Et c'est ainsi que Massamba fait venir en Italie deux de ses oncles, Amidou 51 ans et Mapaté 52 ans. Aujourd'hui, tous trois sont engagés dans la même entreprise de BTP. Massamba nous affirme percevoir un salaire mensuel de 2.000 euros, en liquide. Satisfait de sa situation financière, il ne pense pas rentrer un jour au Sénégal, où il continue d'envoyer de l'argent chaque mois. Son rêve serait de créer sa propre entreprise et avec la venue de ses deux oncles, il espère pouvoir mener à bien ce projet. Mais pour cela, il faut qu'il contacte les autorités publiques afin de régulariser sa situation. Aujourd'hui, Massamba vit en toute illégalité en Italie, sa carte de séjour est expirée depuis plus de 3 ans.
"Les métropoles européennes nous font rêver"
Outre les villes industrielles du nord ou les cités agricoles du sud, ce sont surtout les grandes métropoles italiennes qui attirent les immigrés par les possibilités d'évolution professionnelles qu'elles offrent à ceux qui y tentent leur chance. Mais rare sont ceux qui parviennent à leurs fins.

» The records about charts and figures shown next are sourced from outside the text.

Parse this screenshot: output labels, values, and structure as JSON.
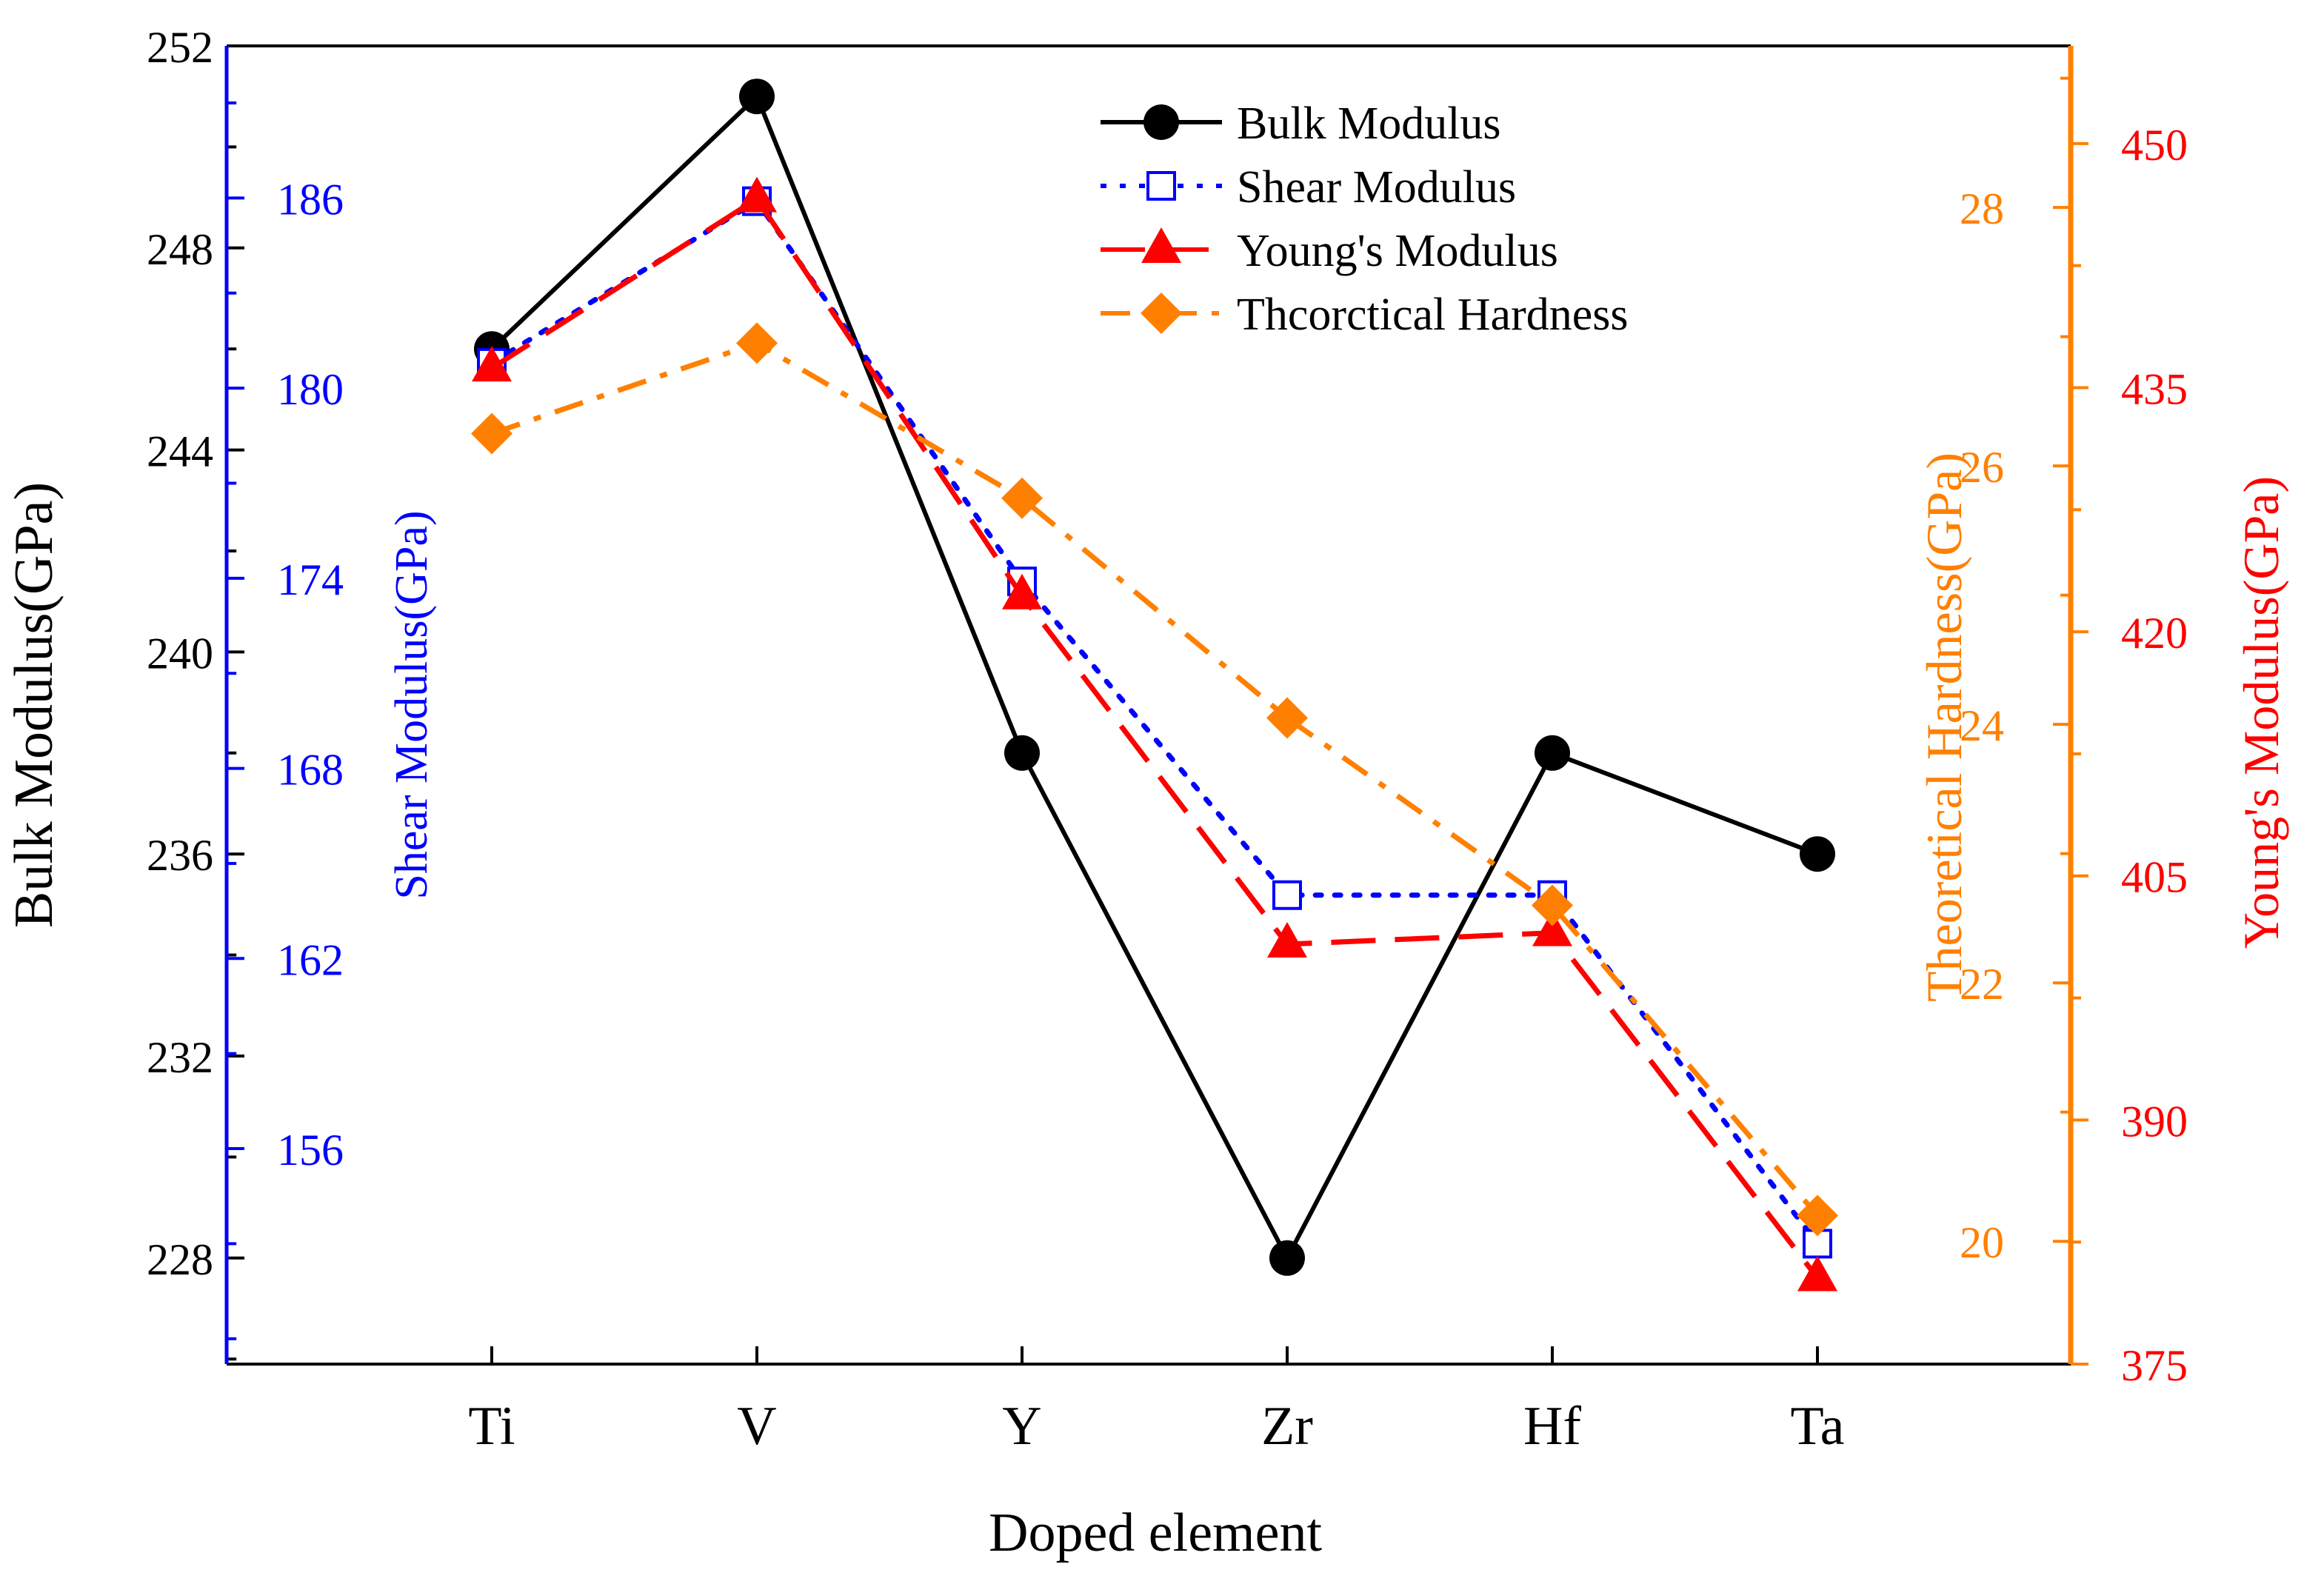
{
  "chart_data": {
    "type": "line",
    "categories": [
      "Ti",
      "V",
      "Y",
      "Zr",
      "Hf",
      "Ta"
    ],
    "xlabel": "Doped element",
    "axes": {
      "bulk": {
        "label": "Bulk Modulus(GPa)",
        "ylim": [
          225.9,
          252
        ],
        "ticks": [
          228,
          232,
          236,
          240,
          244,
          248,
          252
        ],
        "color": "#000000"
      },
      "shear": {
        "label": "Shear Modulus(GPa)",
        "ylim": [
          149.2,
          190.8
        ],
        "ticks": [
          156,
          162,
          168,
          174,
          180,
          186
        ],
        "color": "#0000ff"
      },
      "hardness": {
        "label": "Theoretical Hardness(GPa)",
        "ylim": [
          19.05,
          29.25
        ],
        "ticks": [
          20,
          22,
          24,
          26,
          28
        ],
        "color": "#ff8000"
      },
      "young": {
        "label": "Young's Modulus(GPa)",
        "ylim": [
          375,
          456
        ],
        "ticks": [
          375,
          390,
          405,
          420,
          435,
          450
        ],
        "color": "#ff0000"
      }
    },
    "series": [
      {
        "name": "Bulk Modulus",
        "axis": "bulk",
        "color": "#000000",
        "dash": "solid",
        "marker": "circle",
        "values": [
          246,
          251,
          238,
          228,
          238,
          236
        ]
      },
      {
        "name": "Shear Modulus",
        "axis": "shear",
        "color": "#0000ff",
        "dash": "dot",
        "marker": "open-square",
        "values": [
          180.8,
          185.9,
          173.9,
          164.0,
          164.0,
          153.0
        ]
      },
      {
        "name": "Young's Modulus",
        "axis": "young",
        "color": "#ff0000",
        "dash": "dash",
        "marker": "triangle",
        "values": [
          436.2,
          446.6,
          422.2,
          400.8,
          401.5,
          380.3
        ]
      },
      {
        "name": "Thcorctical Hardness",
        "axis": "hardness",
        "color": "#ff8000",
        "dash": "dashdot",
        "marker": "diamond",
        "values": [
          26.25,
          26.95,
          25.75,
          24.05,
          22.6,
          20.2
        ]
      }
    ],
    "legend_position": "top-center",
    "grid": false
  }
}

Résidant à Milan depuis plus de deux ans, Ibrahima, également sénégalais, connait lui aussi des difficultés à s'insérer dans la société italienne. Sa situation de départ était pourtant bien différente de ses compatriotes de Brescia. Originaire de Dakar, il se rend à dans la capitale lombarde afin de terminer ses études d'économie. Diplômé d'un master de marketing, Ibrahima n'a cependant pas réussi à trouver un emploi, victime de la politique de discrimination à l'embauche envers les étrangers. Aujourd'hui, il assure la sécurité dans une grande chaine de restaurant, de 20h à minuit. Persévérant, il passe le reste de sa journée à chercher un emploi. Il se dit épuisé de ses longues journées qui débutent à 8 heures du matin et se termine 16 heures plus tard, mais il n'a pas le choix. " Si je reste au chômage plus de six mois, ma carte de séjour expire et je n'ai pas envie de vivre avec la peur quotidienne de me faire renvoyer dans mon pays". photo.www.xibar.net.Brescia
L'aide indispensable des associations caritatives
Aujourd'hui, selon le dernier rapport annuel de la Caritas, 5 millions d'immigrés résident en Italie, dont une partie en toute illégalité. C'est d'ailleurs vers la Caritas Italie que se tournent en premier lieu les immigrés fraichement débarqués dans la péninsule, faute de dispositifs institutionnels suffisants. A Brescia, qui est la ville italienne où la concentration d'immigrants est la plus forte dans le pays (12,9% de la population locale), Massamba s'y est rendu plusieurs fois durant les premiers mois de son arrivée. "Chaque lundi soir, j'allais au restaurant de la Caritas, les repas sont distribués gratuitement". Et si Massamba parle aussi bien l'italien à présent, c'est parce qu'il a pu bénéficier des cours de langues gratuits d'une association partenaire de la Caritas italienne. C'est de nouveau vers l'association catholique qu'il envisage de se tourner pour qu'elle puisse l'aider à obtenir des papiers d'identité italiens, en attestant qu'il travaille dans la péninsule depuis plus de 3 ans. Chaque année l'Italie procède à plusieurs centaines de milliers de régularisations et cette fois-ci, il compte bien faire partie du lot. Mais pour cela, il sera contraint de se présenter aux autorités publiques comme clandestin, avec les risques que cela comporte. Et pour ses deux oncles ? "Ça, ce sera encore une autre histoire" conclut-il.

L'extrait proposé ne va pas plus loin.